IAN DAVISON, the South Shields carpenter and Palestine Liberation Organisation (PLO) assassin who returned to London last night after being released from prison by the Cyprus government, was one of a line of foreigners so beguiled by the Palestinian cause that they mounted murderous attacks on Israelis.

In 1985, Davison and two Palestinians associated with Yasser Arafat's mainstream Fatah movement shot dead three Israelis on their yacht in Larnaca harbour. The killers insisted that the Israelis - a middle-aged woman, her husband and a friend - were operatives of the Mossad intelligence agency spying on the movement of ships, above all of Palestinians travelling to the camps in Lebanon. There is no firm public evidence of this allegation.

It was not Davison's first operation with the PLO. He said he took up the Palestinian cause after watching television footage of the Israeli invasion of Lebanon in 1982 to drive the Palestinians out of the south of the country. In 1983, he was fighting alongside Fatah forces against the Syrians in Tripoli, in northern Lebanon.
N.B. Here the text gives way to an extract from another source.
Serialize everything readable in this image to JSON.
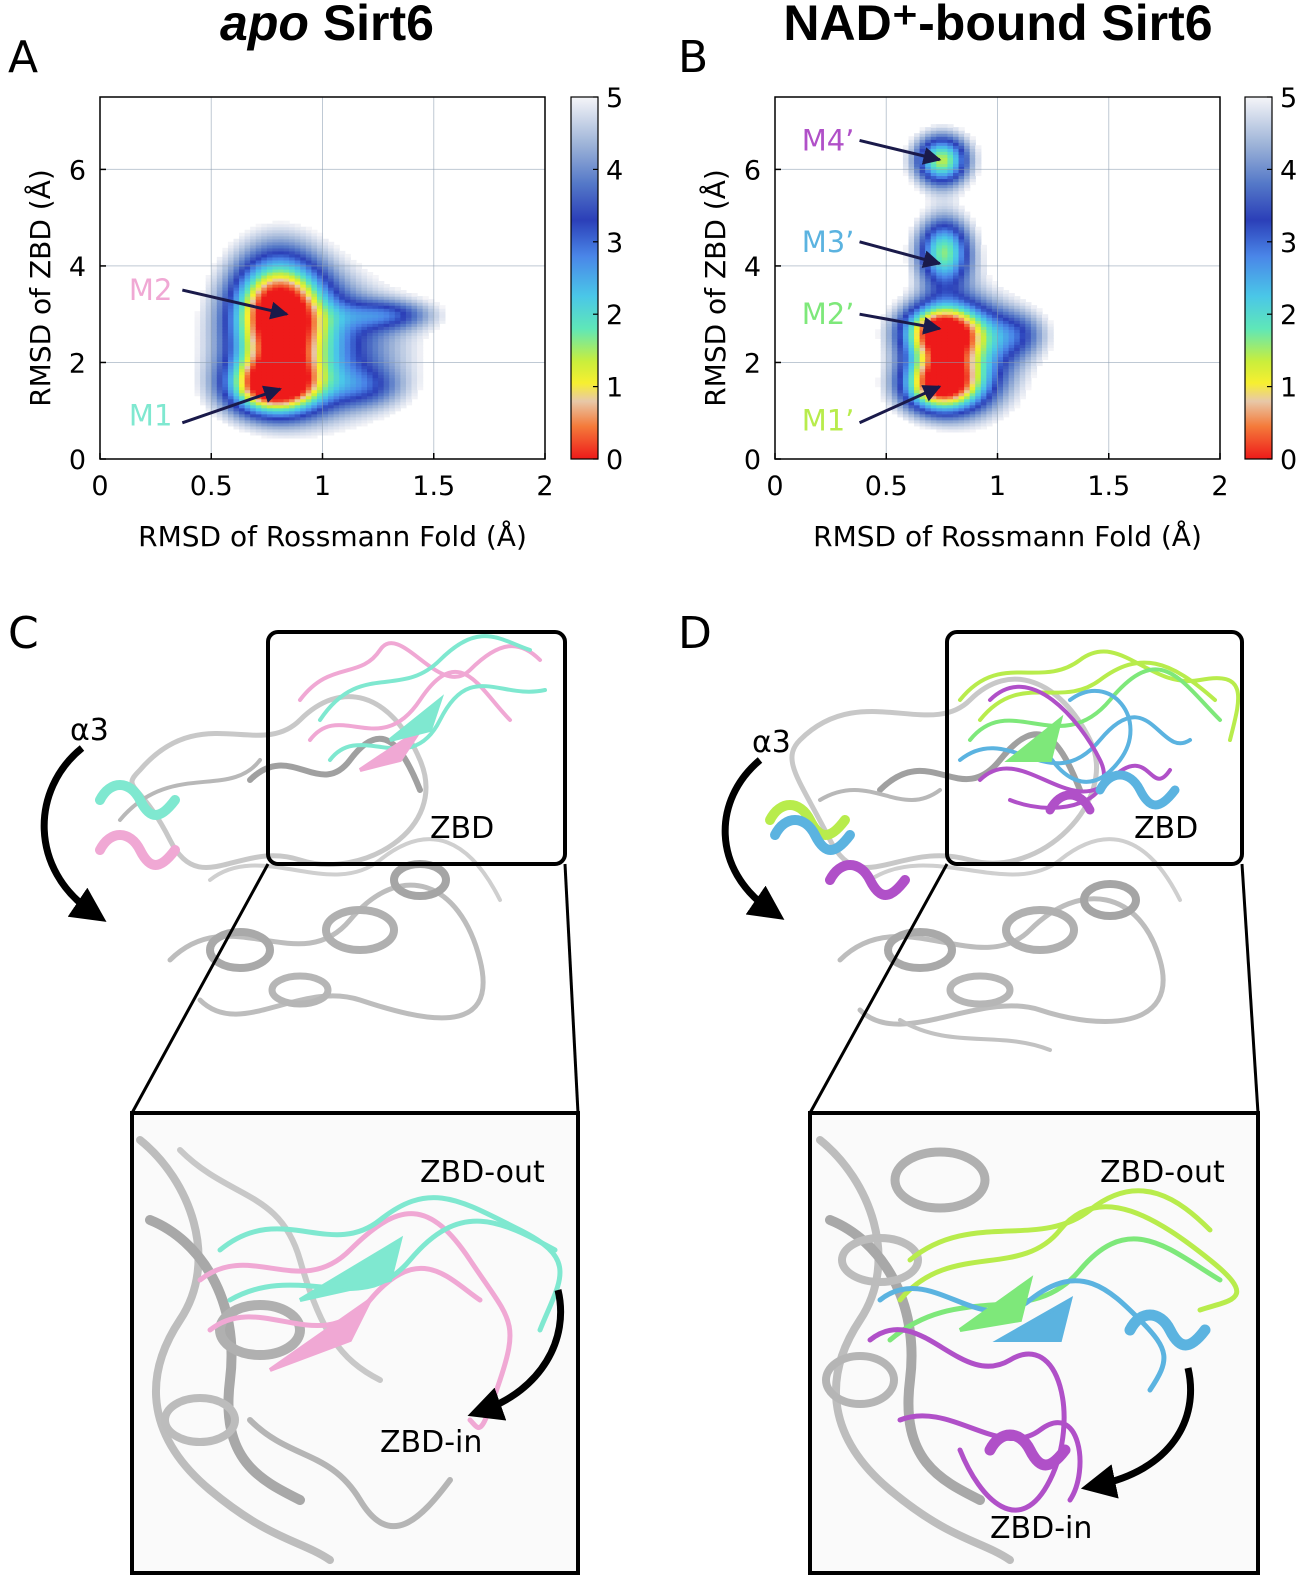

Davison's participation in these operations was almost an anachronism. It was a dozen years earlier that European and Japanese fellow travellers had taken part in terrorist actions against Israeli targets. In May 1972, three members of the Japanese Red Army, working on behalf of the radical Popular Front for the Liberation of Palestine, opened fire at the arrivals hall at Lod airport. They killed 26 people and wounded 76. Two of the Japanese were killed. The third, Kozo Okamoto, was captured, tried and sent to prison, where he went mad.

Germans had participated in the 1976 hijack of an airliner to Entebbe. And the Venezuelan, Carlos, held Opec ministers to ransom in Vienna in December 1975.